The One with Cohorts of Chinese Serial Killers

Gang XueYin, A Devil’s Mind (English Oct. 2016)

It is quite understandable that China, having imported and adapted lots of Western concepts, would do the same for books, especially thrillers that are highly readable and quickly consumed. That is not to say that China doesn’t produce vastly original books of its own, but just to explain why I was curious to read a serial killer thriller with Chinese characteristics. Let’s say that I started out of intercultural curiosity, and that it is the sole reason that I finished this book.

Long gone is the day where writers didn’t write crime stories because crime supposedly didn’t exist in the Chinese proletarian workers’ paradise. From the several titles that Amazon Crossing has translated, I picked one at random because none seemed particularly set in a recognizable place. In that case, the main action is set in “J city of S province in southern China”, which is plain weird and highly frustrating for people like me who love settings. But I can understand. When touching with sensitive topics, Chinese writers protect themselves by making it crystal clear that it is fiction and that they don’t talk about any real bad, deviant, corrupt person.

The novel centers on Han Yin, a criminal profiler teaching within the Department of Criminal psychology at a police academy in northern China, but who, as the book opens, is asked to come and help the police team in J city. The local police has a dismembered victim that uncannily resembles a cold case of 1996: they fear that they might have a serial killer on the loose, and as the police takes a lot of flack from the public they request the analysis and assistance from professor Han Yin.
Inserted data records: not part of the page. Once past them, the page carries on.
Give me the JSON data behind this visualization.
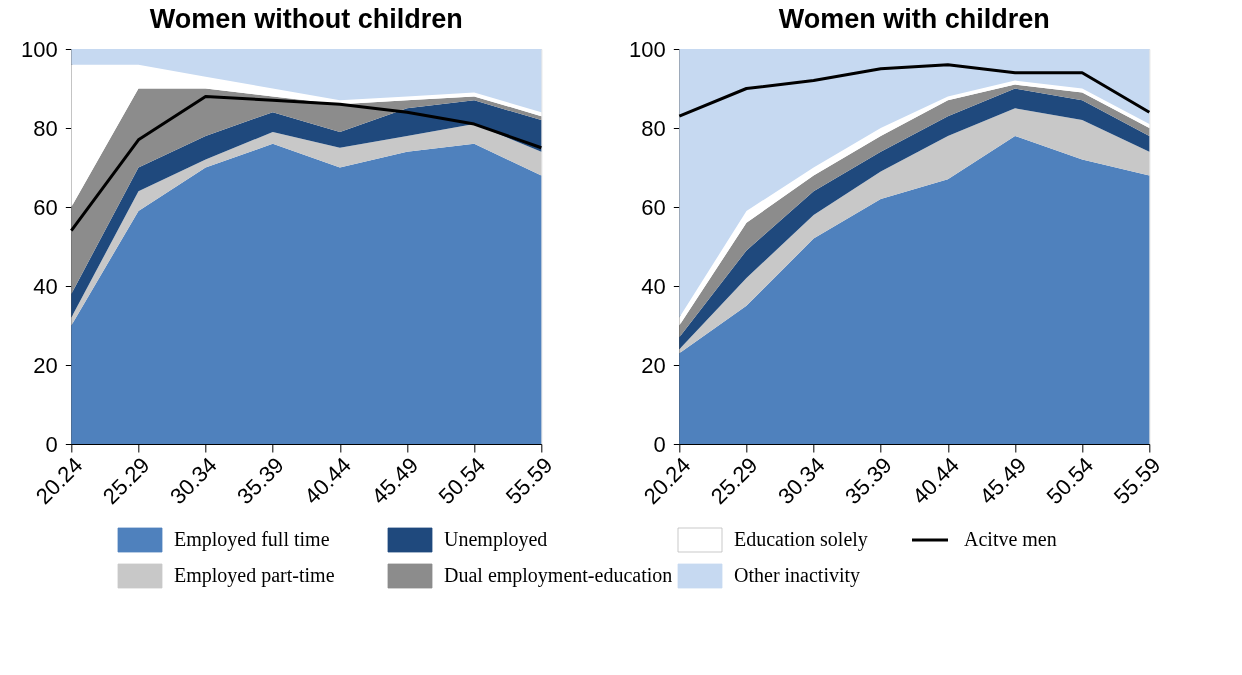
{
  "chart_data": [
    {
      "type": "area",
      "title": "Women without children",
      "categories": [
        "20.24",
        "25.29",
        "30.34",
        "35.39",
        "40.44",
        "45.49",
        "50.54",
        "55.59"
      ],
      "stacked": true,
      "ylim": [
        0,
        100
      ],
      "yticks": [
        0,
        20,
        40,
        60,
        80,
        100
      ],
      "legend": "bottom",
      "series": [
        {
          "name": "Employed full time",
          "color": "#4f81bd",
          "values": [
            30,
            59,
            70,
            76,
            70,
            74,
            76,
            68
          ]
        },
        {
          "name": "Employed part-time",
          "color": "#c8c8c8",
          "values": [
            2,
            5,
            2,
            3,
            5,
            4,
            5,
            6
          ]
        },
        {
          "name": "Unemployed",
          "color": "#1f497d",
          "values": [
            6,
            6,
            6,
            5,
            4,
            7,
            6,
            8
          ]
        },
        {
          "name": "Dual employment-education",
          "color": "#8c8c8c",
          "values": [
            22,
            20,
            12,
            4,
            7,
            2,
            1,
            1
          ]
        },
        {
          "name": "Education solely",
          "color": "#ffffff",
          "values": [
            36,
            6,
            3,
            2,
            1,
            1,
            1,
            1
          ]
        },
        {
          "name": "Other inactivity",
          "color": "#c6d9f1",
          "values": [
            4,
            4,
            7,
            10,
            13,
            12,
            11,
            16
          ]
        },
        {
          "name": "Acitve men",
          "color": "#000000",
          "type": "line",
          "values": [
            54,
            77,
            88,
            87,
            86,
            84,
            81,
            75
          ]
        }
      ]
    },
    {
      "type": "area",
      "title": "Women with children",
      "categories": [
        "20.24",
        "25.29",
        "30.34",
        "35.39",
        "40.44",
        "45.49",
        "50.54",
        "55.59"
      ],
      "stacked": true,
      "ylim": [
        0,
        100
      ],
      "yticks": [
        0,
        20,
        40,
        60,
        80,
        100
      ],
      "legend": "bottom",
      "series": [
        {
          "name": "Employed full time",
          "color": "#4f81bd",
          "values": [
            23,
            35,
            52,
            62,
            67,
            78,
            72,
            68
          ]
        },
        {
          "name": "Employed part-time",
          "color": "#c8c8c8",
          "values": [
            1,
            7,
            6,
            7,
            11,
            7,
            10,
            6
          ]
        },
        {
          "name": "Unemployed",
          "color": "#1f497d",
          "values": [
            3,
            7,
            6,
            5,
            5,
            5,
            5,
            4
          ]
        },
        {
          "name": "Dual employment-education",
          "color": "#8c8c8c",
          "values": [
            3,
            7,
            4,
            4,
            4,
            1,
            2,
            2
          ]
        },
        {
          "name": "Education solely",
          "color": "#ffffff",
          "values": [
            2,
            3,
            2,
            2,
            1,
            1,
            1,
            1
          ]
        },
        {
          "name": "Other inactivity",
          "color": "#c6d9f1",
          "values": [
            68,
            41,
            30,
            20,
            12,
            8,
            10,
            19
          ]
        },
        {
          "name": "Acitve men",
          "color": "#000000",
          "type": "line",
          "values": [
            83,
            90,
            92,
            95,
            96,
            94,
            94,
            84
          ]
        }
      ]
    }
  ]
}
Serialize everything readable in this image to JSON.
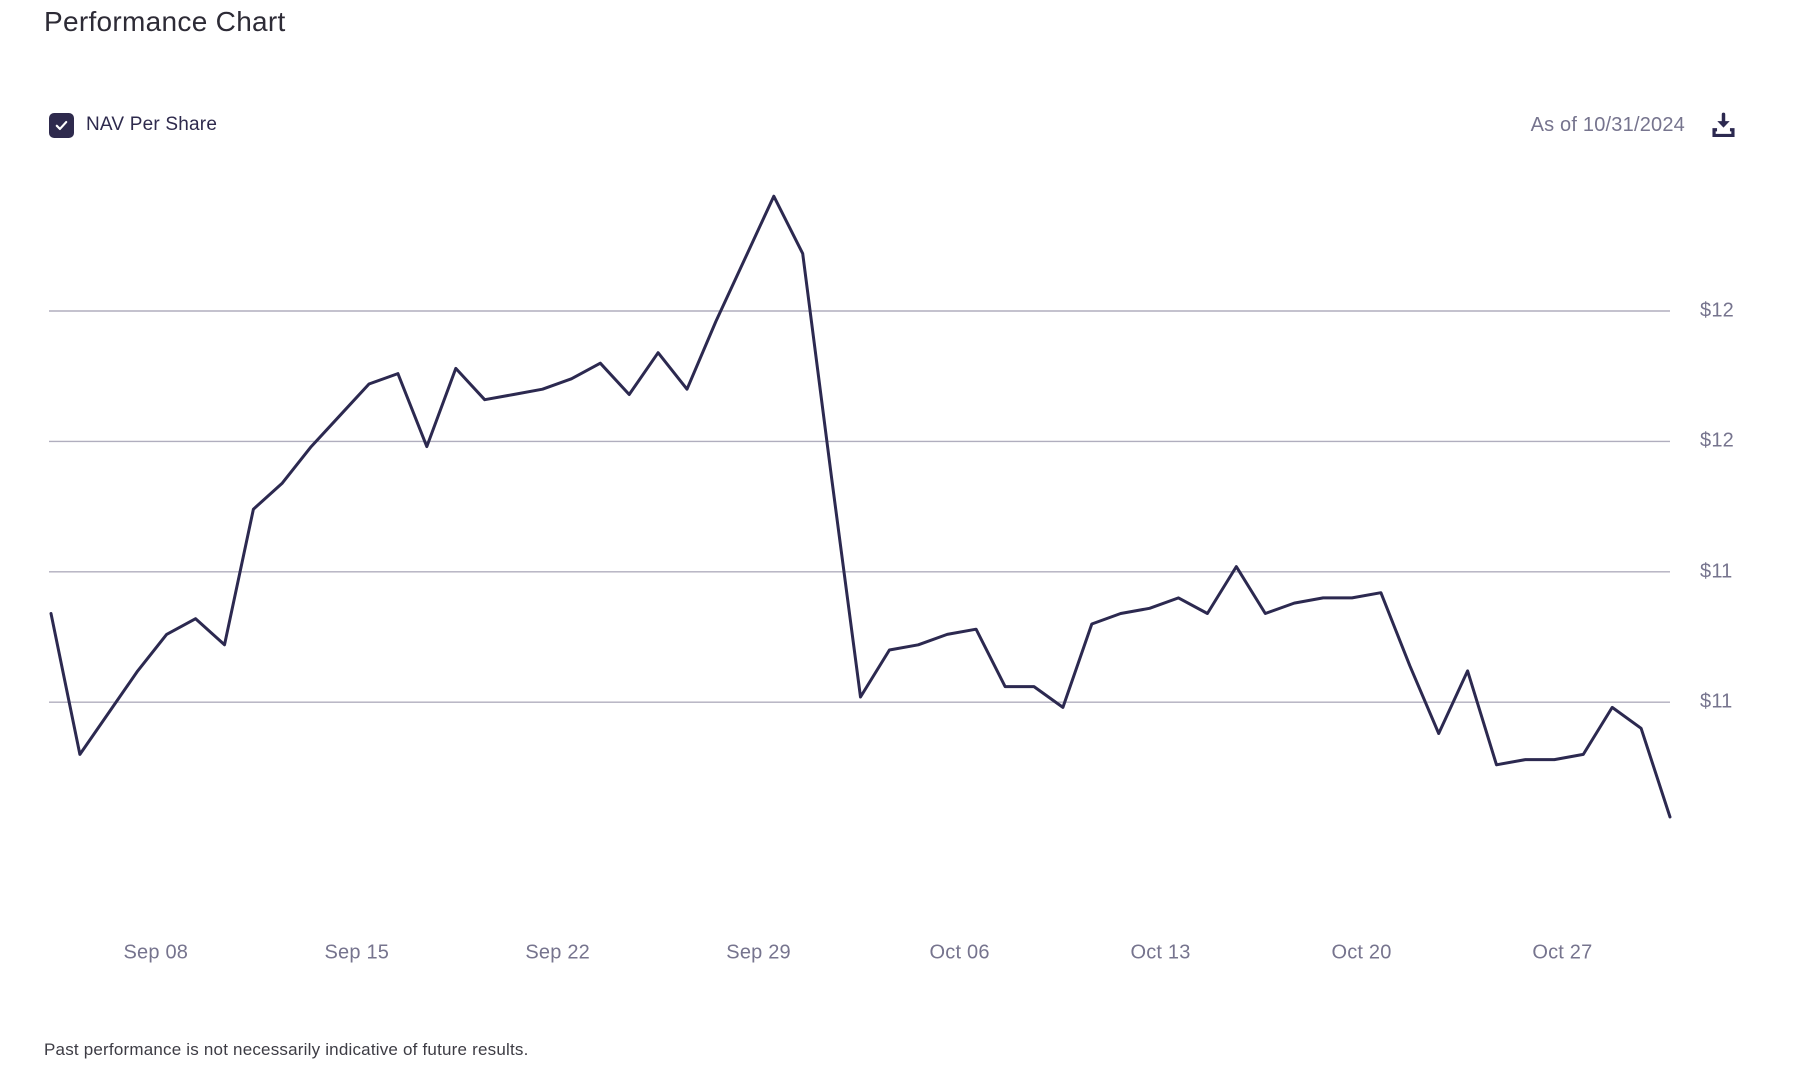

Now we all know that profilers in classic American serial killer novels are supremely intelligent and perceptive, but Han Yin is something else. Besides being handsome and charming, this guy only needs to look at a file and ask two questions before knowing who is lying and who is telling the truth. After visiting the crime scene, he often has a complete profile of the killer with age, occupation, childhood trauma, marital status, etc. You would say that with so much information it’s a shame the police isn’t capable to arrest the guy on the spot! Well, often enough they actually do! Beyond the case of the two dismembered victims, the book is littered with victims, gruesome crimes, and successful investigations. Wherever Han Yin goes, he finds a serial killer. I couldn’t decide if he was a clairvoyant or a walking disaster.

People who read this book but have never been to China will think that the country is most unsafe, but this rather over-the-top succession of crimes and resolutions is in my opinion the result of a faulty structure. The novel desperately needs some padding and some pacing, but since the author can’t put in any realist description of locations, any deep criticism of social problems (serial killers are ideal in that respect, they’re deviant and pervert due to their unique individual evil nature, not due to some wider issue), any deep introspection, then he fills the void with corpses. It becomes mechanical, and a bit ridiculous, if it weren’t so gruesome.

In short I do find the book terrible, but so terrible it becomes entertaining, at a meta level. By reading in between lines you can say that the book only confirms that lives of migrant workers are cheap and that if they disappear, nobody much cares, but that’s not really in the book. I can’t say I recommend it, but I don’t regret having read it.

Thanks to the publisher and Netgalley for providing me with an ARC in exchange for a honest review.